По набору протеолитически активных субъединиц пул протеасом можно разделить на конститутивные протеасомы или протеасомы “домашнего хозяйства”, содержащие субъединицы β1, β2 и β5, и несколько субтипов иммунных протеасом, встраивающих иммунные субъединицы LMP2 (β1i), LMP10 (MECL1, β2i) и LMP7 (β5i) вместо конститутивных субъединиц либо полностью, либо в различных сочетаниях с ними (Groettrup et al., 1997; Griffin et al., 1998; Guillaume et al., 2010; Dahlmann, 2016).
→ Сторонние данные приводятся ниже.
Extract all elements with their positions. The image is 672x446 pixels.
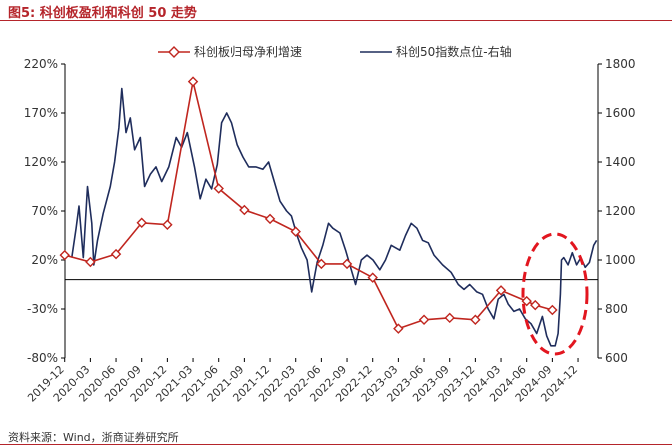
y-right-tick-label: 600 [605, 351, 628, 365]
profit-growth-point [418, 314, 430, 326]
highlight-ellipse [521, 232, 589, 356]
profit-growth-point [290, 226, 301, 237]
y-left-tick-label: -80% [27, 351, 58, 365]
y-right-tick-label: 1200 [605, 204, 636, 218]
profit-growth-point [213, 183, 224, 194]
profit-growth-point [264, 213, 276, 225]
profit-growth-point [367, 272, 378, 283]
profit-growth-point [239, 204, 250, 216]
profit-growth-point [530, 299, 541, 311]
profit-growth-point [521, 295, 532, 307]
legend-label-profit: 科创板归母净利增速 [194, 45, 302, 59]
profit-growth-point [316, 258, 327, 270]
y-left-tick-label: 170% [24, 106, 58, 120]
y-left-tick-label: 20% [31, 253, 58, 267]
legend-marker-profit [168, 46, 180, 58]
profit-growth-point [187, 76, 199, 87]
profit-growth-point [136, 217, 147, 228]
chart-title: 图5: 科创板盈利和科创 50 走势 [8, 6, 197, 21]
profit-growth-point [393, 323, 404, 334]
y-left-tick-label: -30% [27, 302, 58, 316]
title-divider [0, 20, 672, 21]
y-left-tick-label: 70% [31, 204, 58, 218]
y-right-tick-label: 1600 [605, 106, 636, 120]
y-right-tick-label: 1400 [605, 155, 636, 169]
source-note: 资料来源：Wind，浙商证券研究所 [8, 431, 179, 444]
profit-growth-point [444, 312, 455, 324]
profit-growth-point [85, 256, 96, 268]
profit-growth-point [110, 248, 122, 260]
profit-growth-point [341, 258, 353, 270]
y-right-tick-label: 1800 [605, 57, 636, 71]
bottom-divider [0, 444, 672, 445]
profit-growth-point [470, 314, 481, 326]
profit-growth-point [59, 249, 70, 261]
profit-growth-point [495, 285, 507, 296]
y-left-tick-label: 220% [24, 57, 58, 71]
y-right-tick-label: 800 [605, 302, 628, 316]
y-right-tick-label: 1000 [605, 253, 636, 267]
series-line-kc50-index [71, 87, 598, 347]
profit-growth-point [547, 304, 558, 316]
chart-svg: 220% 170% 120% 70% 20% -30% -80% 1800 1600 1400 12… [0, 22, 672, 426]
legend-label-index: 科创50指数点位-右轴 [396, 44, 512, 59]
y-left-tick-label: 120% [24, 155, 58, 169]
profit-growth-point [162, 219, 173, 230]
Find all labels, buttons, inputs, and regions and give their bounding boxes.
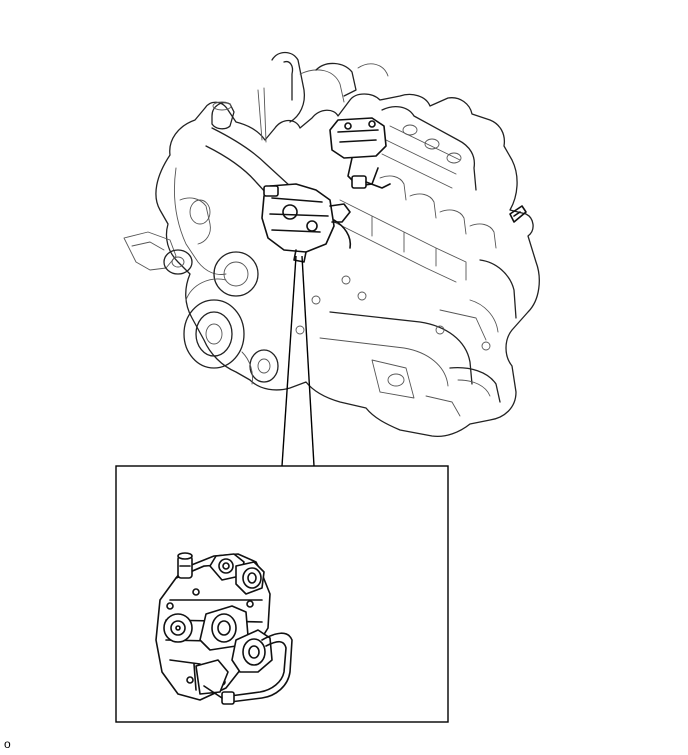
egr-valve-assembly	[329, 117, 391, 189]
supply-pump-on-engine	[261, 183, 352, 263]
crank-pulley	[183, 299, 245, 369]
idler-pulley	[249, 349, 279, 383]
supply-pump-detail	[155, 552, 293, 705]
alternator	[213, 251, 259, 297]
pulley-small	[163, 249, 193, 275]
callout-leader	[281, 255, 315, 467]
diagram-id-label: o	[4, 737, 12, 751]
engine-assembly	[123, 51, 540, 438]
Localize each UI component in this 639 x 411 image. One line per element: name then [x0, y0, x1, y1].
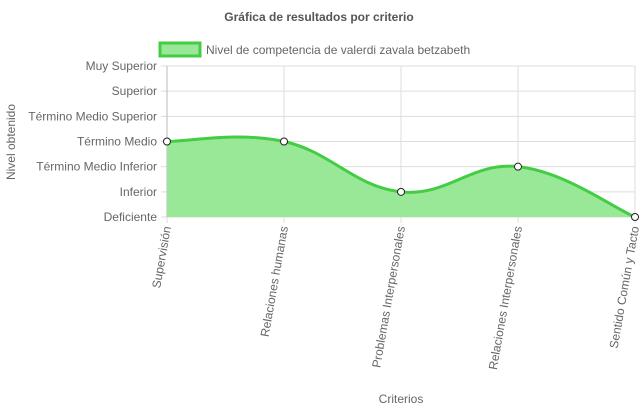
- x-tick-label: Relaciones Interpersonales: [486, 225, 525, 371]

Конститутивные субъединицы β1, β2 и β5 проявляют соответственно каспазаподобную (КП), трипсинподобную и химотрипсинподобную (ХТП) активность, при замене конститутивных субъединиц на иммунные увеличивается ХТП и трипсинподобная активность и уменьшается КП активность. Если основная функция конститутивных протеасом заключается в выполнении рутинного белкового обмена и устранении поврежденных белков, то иммунные протеасомы, образуя специфические пептиды, регулируют развитие и подавление иммунных реакций, клеточную пролиферацию, адаптивные процессы (Caudill et al., 2006; Sharova, 2006; Tanaka, 2009; Lyupina et al., 2013; Erokhov et al., 2017; Astakhova et al., 2019).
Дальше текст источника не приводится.